Athlete Rights and Representation

At the USOPC, we strive to empower athletes through strengthened protection and support. When Team USA athletes have questions on their rights and responsibilities, the USOPC Office of Athlete Ombuds serves as a trusted resource. USOPC’s Athlete Ombuds staff provide confidential advice at no cost to athletes and assist in the resolution of athletes’ disputes and legal concerns. Ombuds also communicate learnings within the USOPC to evolve how we serve athletes.

Cases Handled by USOPC Athlete Ombuds

In 2021, we secured changes to the Ted Stevens Olympic and Amateur Sports Act to protect athletes’ confidentiality when seeking advice, including that Ombuds staff will not be compelled to testify or produce evidence regarding athlete communications in judicial or administrative proceedings.

The annual Athlete Ombuds survey showed positive sentiment associated with services, as all scores improved from 2020, with the lowest score from recurring questions at 94% approval. The highest scores were given for confidentiality (97%), timeliness of response and support (96%) and independence of advice and assistance (96%).
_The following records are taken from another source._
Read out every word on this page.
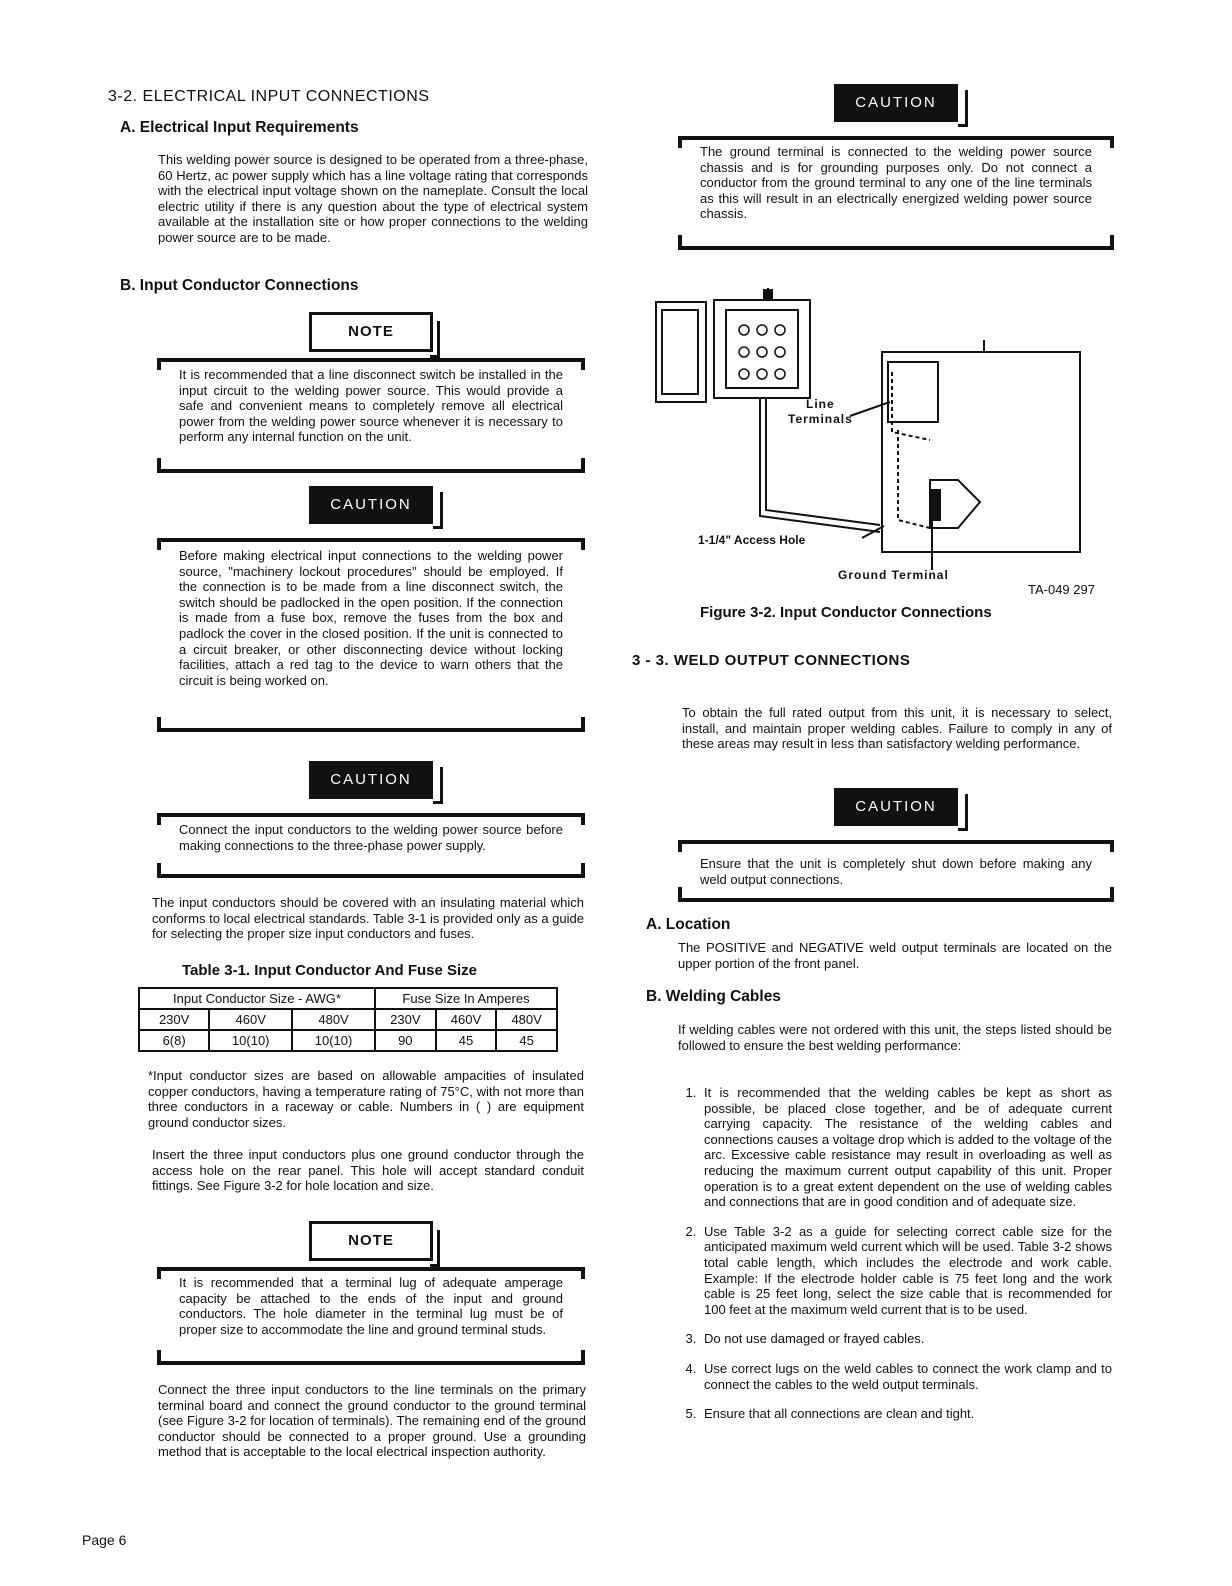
3-2. ELECTRICAL INPUT CONNECTIONS
A. Electrical Input Requirements

This welding power source is designed to be operated from a three-phase, 60 Hertz, ac power supply which has a line voltage rating that corresponds with the electrical input voltage shown on the nameplate. Consult the local electric utility if there is any question about the type of electrical system available at the installation site or how proper connections to the welding power source are to be made.

B. Input Conductor Connections
NOTE
It is recommended that a line disconnect switch be installed in the input circuit to the welding power source. This would provide a safe and convenient means to completely remove all electrical power from the welding power source whenever it is necessary to perform any internal function on the unit.
CAUTION
Before making electrical input connections to the welding power source, "machinery lockout procedures" should be employed. If the connection is to be made from a line disconnect switch, the switch should be padlocked in the open position. If the connection is made from a fuse box, remove the fuses from the box and padlock the cover in the closed position. If the unit is connected to a circuit breaker, or other disconnecting device without locking facilities, attach a red tag to the device to warn others that the circuit is being worked on.
CAUTION
Connect the input conductors to the welding power source before making connections to the three-phase power supply.

The input conductors should be covered with an insulating material which conforms to local electrical standards. Table 3-1 is provided only as a guide for selecting the proper size input conductors and fuses.

Table 3-1. Input Conductor And Fuse Size
Input Conductor Size - AWG*			Fuse Size In Amperes		
230V	460V	480V	230V	460V	480V
6(8)	10(10)	10(10)	90	45	45

*Input conductor sizes are based on allowable ampacities of insulated copper conductors, having a temperature rating of 75°C, with not more than three conductors in a raceway or cable. Numbers in ( ) are equipment ground conductor sizes.

Insert the three input conductors plus one ground conductor through the access hole on the rear panel. This hole will accept standard conduit fittings. See Figure 3-2 for hole location and size.

NOTE
It is recommended that a terminal lug of adequate amperage capacity be attached to the ends of the input and ground conductors. The hole diameter in the terminal lug must be of proper size to accommodate the line and ground terminal studs.

Connect the three input conductors to the line terminals on the primary terminal board and connect the ground conductor to the ground terminal (see Figure 3-2 for location of terminals). The remaining end of the ground conductor should be connected to a proper ground. Use a grounding method that is acceptable to the local electrical inspection authority.

Page 6
CAUTION
The ground terminal is connected to the welding power source chassis and is for grounding purposes only. Do not connect a conductor from the ground terminal to any one of the line terminals as this will result in an electrically energized welding power source chassis.
Line
Terminals
1-1/4" Access Hole
Ground Terminal
TA-049 297
Figure 3-2. Input Conductor Connections
3 - 3. WELD OUTPUT CONNECTIONS

To obtain the full rated output from this unit, it is necessary to select, install, and maintain proper welding cables. Failure to comply in any of these areas may result in less than satisfactory welding performance.

CAUTION
Ensure that the unit is completely shut down before making any weld output connections.
A. Location

The POSITIVE and NEGATIVE weld output terminals are located on the upper portion of the front panel.

B. Welding Cables

If welding cables were not ordered with this unit, the steps listed should be followed to ensure the best welding performance:

1. It is recommended that the welding cables be kept as short as possible, be placed close together, and be of adequate current carrying capacity. The resistance of the welding cables and connections causes a voltage drop which is added to the voltage of the arc. Excessive cable resistance may result in overloading as well as reducing the maximum current output capability of this unit. Proper operation is to a great extent dependent on the use of welding cables and connections that are in good condition and of adequate size.
2. Use Table 3-2 as a guide for selecting correct cable size for the anticipated maximum weld current which will be used. Table 3-2 shows total cable length, which includes the electrode and work cable. Example: If the electrode holder cable is 75 feet long and the work cable is 25 feet long, select the size cable that is recommended for 100 feet at the maximum weld current that is to be used.
3. Do not use damaged or frayed cables.
4. Use correct lugs on the weld cables to connect the work clamp and to connect the cables to the weld output terminals.
5. Ensure that all connections are clean and tight.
Athlete Experience at the Olympic and Paralympic Games Tokyo 2020*

*Based on 116 athlete responses out of 956 athletes invited to participate

In the USOPC’s Fall 2021 Athlete Listening Report, eight-in-10 athletes recorded being satisfied with their overall well-being, with most athletes feeling a purpose. The report also demonstrated that athletes are less satisfied with social and financial standing. We plan to strengthen opportunities for social connection among all members of Team USA and continue to bolster financial assistance through the Athlete Marketing Platform and our career and education programming.